Dengan terpilihnya tujuh orang anggota Komisi Yudisial (KY) dengan cara voting yang diikuti oleh 55 anggota Komisi yang membidangi Hukum DPR untuk masa jabatan 2010-2015, Dewan pun akhirnya memilih Eman Suparman (yang mendapat 51 suara), Abbas Said (42), Imam Anshori Saleh (40), Taufiqurrahman Syahuti (39), Suparman Marzuki (38), Jaja Ahmad Jayus (37), dan Ibrahim (36). Mereka mengalahkan tujuh calon lainnya.
"Dengan demikian, tujuh orang tersebut dinyatakan sebagai komisioner KY," kata Ketua Komisi III, Benny K Harman, saat membacakan putusan akhir.
Menurut Benny K Harman, tujuh komisioner itu merupakan pilihan terbaik dari 14 calon yang dikirimkan Panitia Seleksi Pimpinan KY. "Ini pilihan yang terbaik dari yang terjelek. Dan ini berdasarkan pilihan pansel yang hasilnya yaa seperti ini," kata Benny. Bung Benny juga harus tahu bahwa anggota DPR-RI yang memilih komisioner KY adalah juga anggota terburuk kualitasnya dari yang terjelek kualifikasi anggota DPR-RI lainnya.
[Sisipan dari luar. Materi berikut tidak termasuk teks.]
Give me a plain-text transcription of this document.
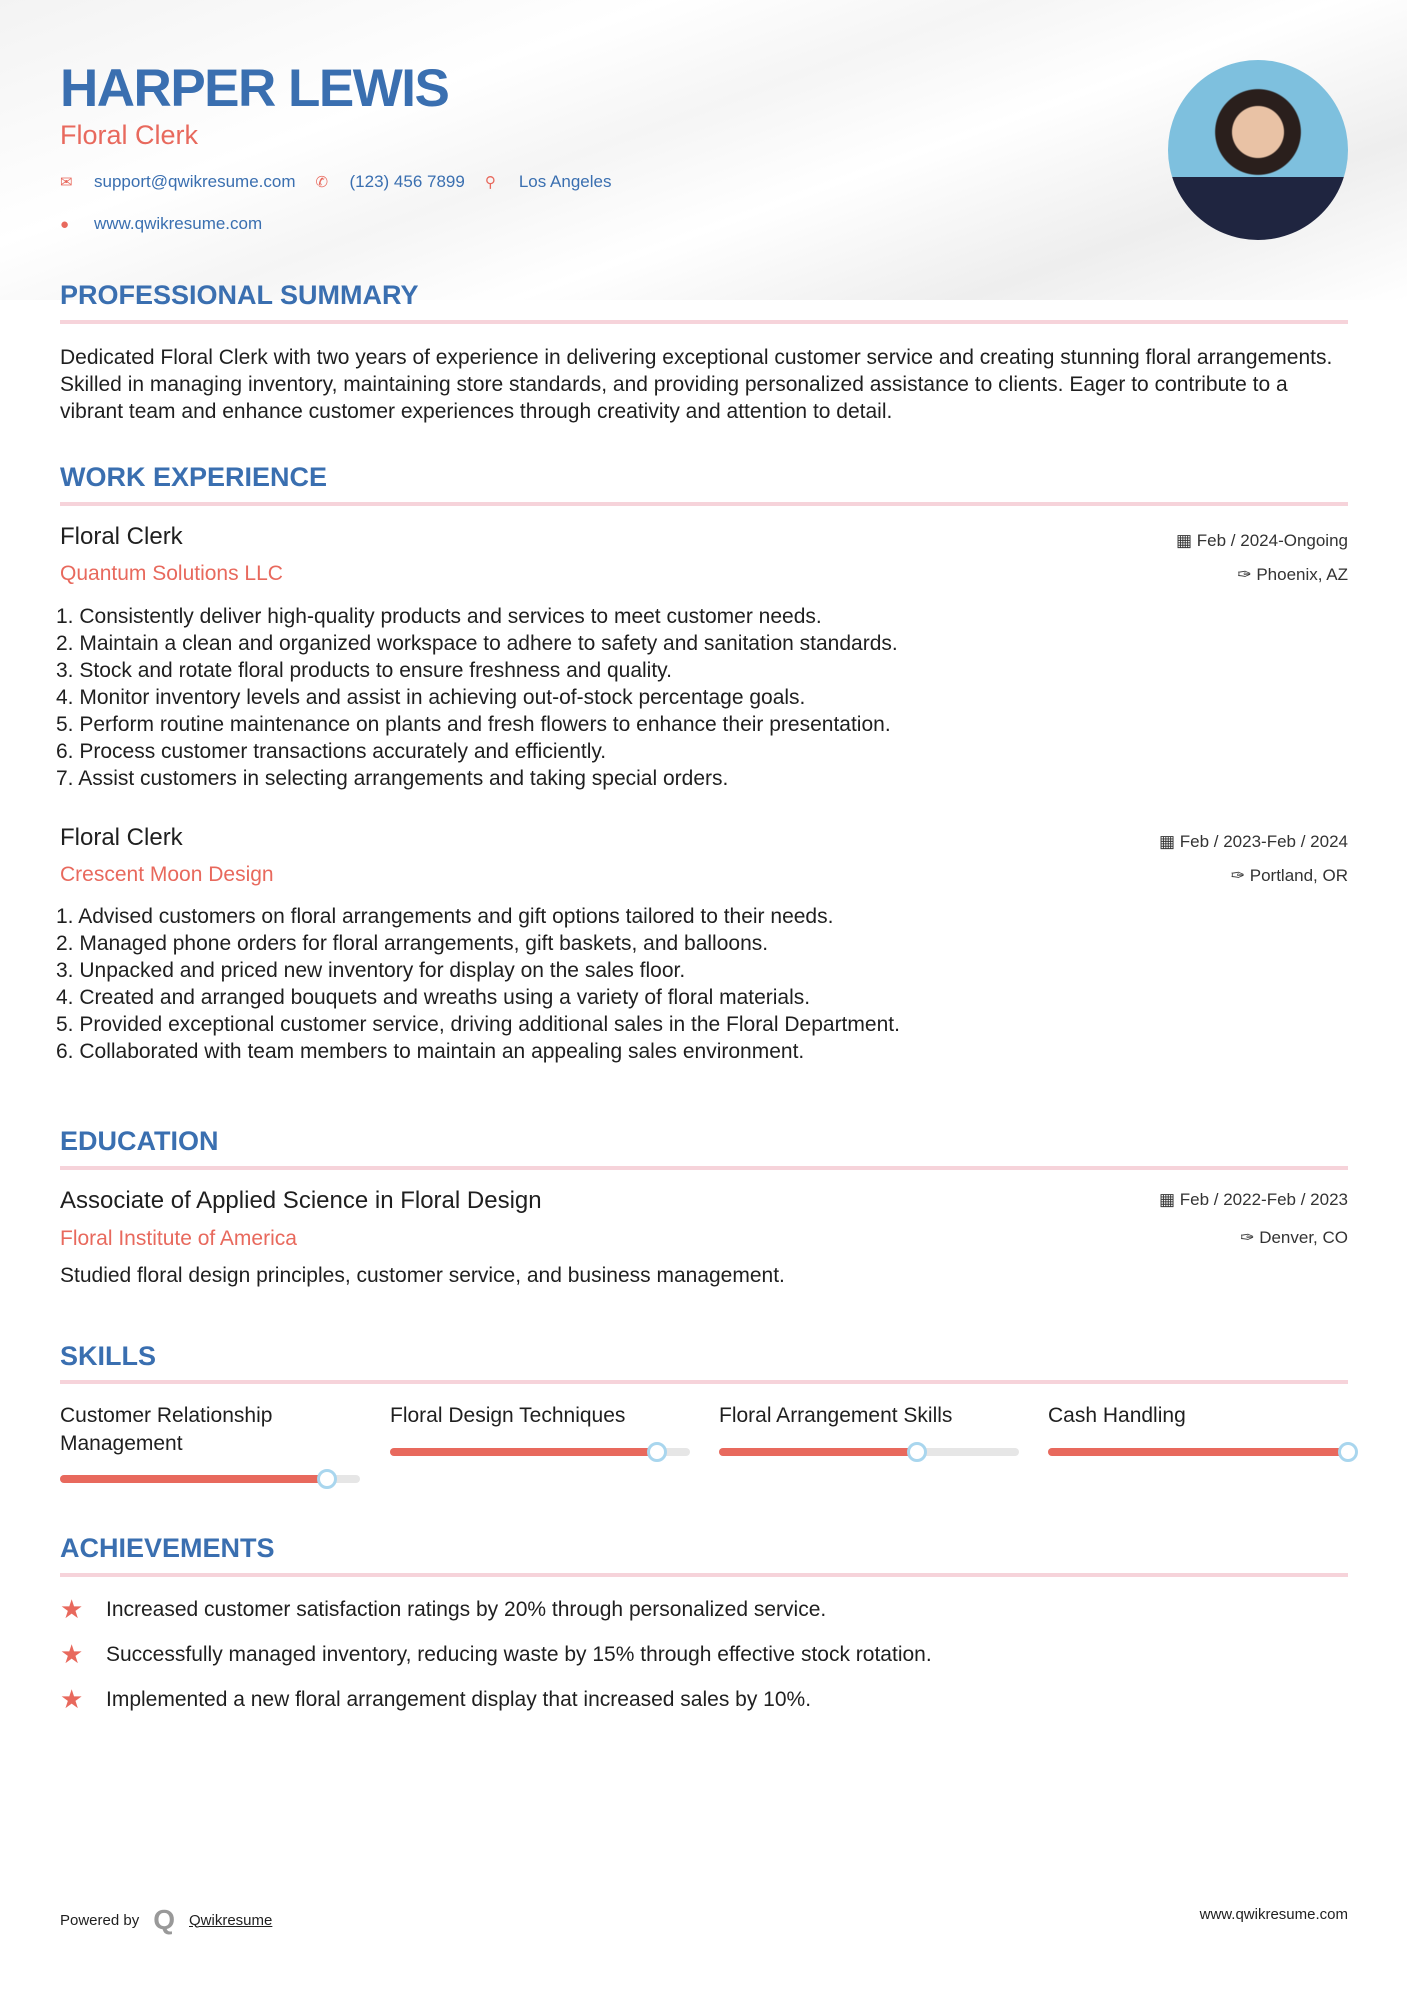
HARPER LEWIS
Floral Clerk
✉	support@qwikresume.com ✆	(123) 456 7899 ⚲	Los Angeles
●	www.qwikresume.com
PROFESSIONAL SUMMARY
Dedicated Floral Clerk with two years of experience in delivering exceptional customer service and creating stunning floral arrangements. Skilled in managing inventory, maintaining store standards, and providing personalized assistance to clients. Eager to contribute to a vibrant team and enhance customer experiences through creativity and attention to detail.
WORK EXPERIENCE
Floral Clerk
Quantum Solutions LLC
▦ Feb / 2024-Ongoing
✑ Phoenix, AZ
1. Consistently deliver high-quality products and services to meet customer needs.
2. Maintain a clean and organized workspace to adhere to safety and sanitation standards.
3. Stock and rotate floral products to ensure freshness and quality.
4. Monitor inventory levels and assist in achieving out-of-stock percentage goals.
5. Perform routine maintenance on plants and fresh flowers to enhance their presentation.
6. Process customer transactions accurately and efficiently.
7. Assist customers in selecting arrangements and taking special orders.
Floral Clerk
Crescent Moon Design
▦ Feb / 2023-Feb / 2024
✑ Portland, OR
1. Advised customers on floral arrangements and gift options tailored to their needs.
2. Managed phone orders for floral arrangements, gift baskets, and balloons.
3. Unpacked and priced new inventory for display on the sales floor.
4. Created and arranged bouquets and wreaths using a variety of floral materials.
5. Provided exceptional customer service, driving additional sales in the Floral Department.
6. Collaborated with team members to maintain an appealing sales environment.
EDUCATION
Associate of Applied Science in Floral Design
Floral Institute of America
▦ Feb / 2022-Feb / 2023
✑ Denver, CO
Studied floral design principles, customer service, and business management.
SKILLS
Customer Relationship Management
Floral Design Techniques	Floral Arrangement Skills	Cash Handling
ACHIEVEMENTS
★	Increased customer satisfaction ratings by 20% through personalized service.
★	Successfully managed inventory, reducing waste by 15% through effective stock rotation.
★	Implemented a new floral arrangement display that increased sales by 10%.
Powered by Q Qwikresume	www.qwikresume.com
Rapat Panja RUU KY di Gedung DPR, Kamis (19/5/2011). Dalam draft RUU KY, ketentuan yang memberikan kewenangan KY tersebut tercantum dalam Pasal 20 ayat (1) huruf e. “Dalam rangka menjaga kehormatan, keluhuran martabat, serta perilaku hakim, Komisi Yudisial mempunyai tugas : menjatuhkan sanksi terhadap hakim yang melanggar kode etik”.
Pasal inilah yang diributkan oleh MA saat ini. Seharusnya MA memberikan masukan yang memperkuat Pasal ini agar keluhuran dan martabat Hakim menjadi baik serta memberikan masukan untuk mekanisasi memartabatkan para Hakim Indonesia. 
Pasal 20 ayat (1) huruf e dibuat adalah untuk menjawab kelemahan yang ada di MA selama ini yang tidak pernah bisa mem-wibwakan dan memartabatkan para Hakim.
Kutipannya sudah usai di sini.